Reel House, the shrine to DJ Frankie Knuckles, who created House music, is constructed from wood paneling derived from demolished churches. It contains audio equipment playing his music. Nearby his collection of baseball caps is displayed in a window. In cross-pollination, Gates included 2 small dancing Baroque sculptures from the AGO’s collection, while installing elements of his House installation where they were on exhibit in gallery 122.

The House of Negro Progress features facsimiles of W.E.B. Du Bois’ pie charts considering Negro progress in freedom and land ownership from emancipation to 1900. Du Bois created the display for the Paris Exposition in the Palace of Social Economy and Congresses. Gates has also hung three paintings from the AGO collection by Black 19th century painter Robert S. Duncanson, who made paintings of abolitionists. He moved from the US to Montreal and became known for his landscape paintings.

The House of Muddy Waters is a reminder that his house is in need of redemption as it has fallen into disrepair. The plaque acknowledges his contribution to Black identity and exhorts the protection of his legacy. The model stands on a pedestal reminiscent of scaffolding. Looking through the windows, the rooms are covered in soil, indicating imminent destruction.

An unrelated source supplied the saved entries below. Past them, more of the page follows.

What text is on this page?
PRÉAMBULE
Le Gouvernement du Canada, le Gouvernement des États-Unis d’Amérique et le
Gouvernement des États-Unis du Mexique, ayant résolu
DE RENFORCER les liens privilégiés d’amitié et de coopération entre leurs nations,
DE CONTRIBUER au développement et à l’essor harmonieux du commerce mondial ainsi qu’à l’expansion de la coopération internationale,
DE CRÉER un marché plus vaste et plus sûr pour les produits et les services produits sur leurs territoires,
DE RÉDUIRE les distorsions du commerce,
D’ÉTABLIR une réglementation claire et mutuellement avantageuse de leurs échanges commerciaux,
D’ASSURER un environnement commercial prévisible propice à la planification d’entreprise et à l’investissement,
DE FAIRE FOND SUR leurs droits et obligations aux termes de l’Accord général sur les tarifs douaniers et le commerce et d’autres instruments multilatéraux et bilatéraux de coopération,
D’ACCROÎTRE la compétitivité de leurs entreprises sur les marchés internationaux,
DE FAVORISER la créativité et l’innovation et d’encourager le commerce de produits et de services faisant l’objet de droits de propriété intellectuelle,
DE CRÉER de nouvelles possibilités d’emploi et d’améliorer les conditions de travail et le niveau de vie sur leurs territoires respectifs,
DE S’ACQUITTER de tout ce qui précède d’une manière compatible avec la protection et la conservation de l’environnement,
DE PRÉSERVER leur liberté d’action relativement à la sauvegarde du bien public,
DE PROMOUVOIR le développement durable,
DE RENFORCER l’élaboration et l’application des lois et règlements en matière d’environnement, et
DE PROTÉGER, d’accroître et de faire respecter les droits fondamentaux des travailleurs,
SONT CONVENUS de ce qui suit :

George Black was a brick maker and builder who became famous in the 19th century. His house and brickyard are preserved as historical sites and his daughter has donated some bricks to this exhibition. He made bricks by hand.

The final room is called Progress Palace. A video by Gates called “House Heads Liberation Training” plays on two walls alternately while a mountainous-looking mirrored light reflector turns, scattering clouds of light spots around the room. An empty DJ stand acknowledges the absence of the creator. The video imagery shows people dancing or striving to learn to dance as the house music pounds out its rhythms.

This immersive environment is an incredible display by Gates and if considered within Relational Aesthetics, makes important distinctions about the use of museums. The sense that Black artists have been excluded from institutional structures is a poignant reminder that museums are supposed to be for everyone.